Congratulations to the people of the east coast of Vancouver Island who have been fighting the controversial Raven Coal Project, proposed by Compliance Coal Corporation. Coalwatch Comox Valley, which has played a lead role in opposing the project, has received a series of grants from our Environmental Dispute Resolution Fund (EDRF). On May 16th the BC Environmental Assessment Office (EAO) sent a letter to Compliance Coal refusing to conduct a detailed review of the project and outlining a whole host of problems with the Coal company’s application for an environmental assessment. In a letter sent to Compliance, Tracy James of the BCEAO wrote:
… [The] EAO has conducted an evaluation of the Application, taking into account the feedback received from the Working Group and First Nations. EAO has determined that the Application does not contain the required information and has decided not to accept the Application for detailed review. … Should Compliance wish to revise and resubmit its application to EAO for evaluation, we require that Compliance first incorporate into the Application the information identified in Attachment A.
Attachment A, which is well over 100 pages long, lays out the specific requirements that Compliance failed to meet.
There is no doubt that the letter is a win for those opposed to the Coal mine. Coalwatch Comox Valley President, John Snyder, said in a press release:
A review of the screening comments seems to indicate significant gaps in the Application, some of it having to do with public, First Nations, and stakeholder consultation; hydrology issues; and marine baseline studies. Given the widespread concerns about our vulnerable aquifers and the Baynes Sound shellfish industry, it’s remarkable the Application contained information gaps on these important issues.
There’s no doubt that public scrutiny and the concerns voiced by local governments, First Nations, and stakeholders like the BC Shellfish Growers Association, played a role in this decision by the EAO. While Compliance could decide to resubmit another Application, this rejection by the EAO adds to an already significant headwind Compliance is facing in getting their project approved.
Again, we are proud that our funding enabled Coalwatch to have lawyer Tim Thielmann, of the law firm of Devlin Gailus, assist in Coalwatch's participation in the environmental assessment process.

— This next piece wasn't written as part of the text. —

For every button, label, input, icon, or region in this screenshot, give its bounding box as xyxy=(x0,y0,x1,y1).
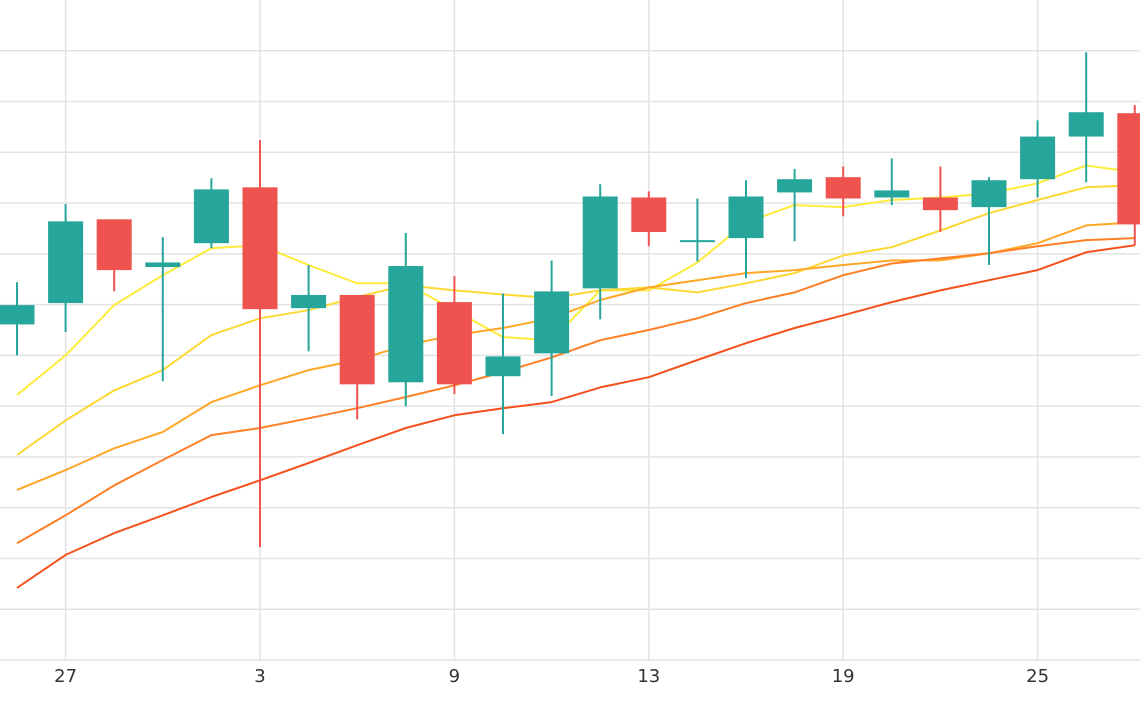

In our experience having lawyers actively involved in an environmental assessment processes can improve the quality of the resulting assessment.
More fundamental problems
However, as the letter makes clear, this is not a rejection of Compliance Coal’s project. It only means that the company has not spent the time answering the questions that the government, and the public, expect it to answer. And, days after the EAO’s decision, Compliance announced that it will be resubmitting its application:
The application itself was 12,000 pages long and [Compliance VP] Ellis told The NEWS on Wednesday the company wasn't shocked to receive 114 pages of questions from the EAO, information that must be included in the next submission, which Ellis said he expects will happen within the next two months.
So opponents of the coal mine will soon be deluged with hundreds or thousands more pages of technical documents evaluating the Raven Coal Project’s environmental impacts. And with the environmental assessment process only very rarely actually saying no to projects, the company may just keep re-submitting applications until it gets its approval.
Not only that, but Compliance Coal and another company have applied for new mining rights in the Comox Valley, leading one local government councilor, Gwyn Sproule, to worry about a “new gold rush”. The new Compliance Coal application is on the spectacular Forbidden Plateau, and there are concerns that the region’s drinking water could be impacted.
These new developments emphasize yet again that some areas are simply not appropriate for mine development. Everyone fears that locating the Raven Coal Project near pristine Fanny Bay, and close to residential neighbourhoods, is a disaster waiting to happen – that’s why the residents of the region are up in arms.
Similar conflicts exist around the province – with mining companies hoping to build mines in populated areas, near lands that are culturally or spiritually significant for First Nations, or in environmentally sensitive areas. It is high time to officially make such areas off-limits to mining companies.
Although coal is governed by a slightly different legal regime than other forms of mineral rights, when it comes to conflicts with other land uses the problem is the same – holders of mineral rights get a free ride from land use restrictions that apply to other industries. In BC’s “two zone” system – under which only protected areas are off-limits to mining – just about everywhere else is fair game. As our Executive Director and Senior Counsel, Jessica Clogg, wrote in the Vancouver Sun in January:
It’s time to reform the B.C. Mineral Tenure Act to identify some common sense areas that should be off-limits to new claims and leases, and end taxpayer compensation for claims affected when areas of ecological importance are protected. Comprehensive legislative reform would go a long way toward reducing land-use conflict and strife, while providing more certainty and security for the mining sector and investors.
The same could be said of BC’s Coal Act. Until BC modernizes its mining laws to balance mineral rights with other rights and values it looks like the residents of the east coast of Vancouver Island are going to have to say “no” to coal mining companies over and over.
By Andrew Gage, Staff Lawyer
Photo courtesy of Coalwatch Comox Valley.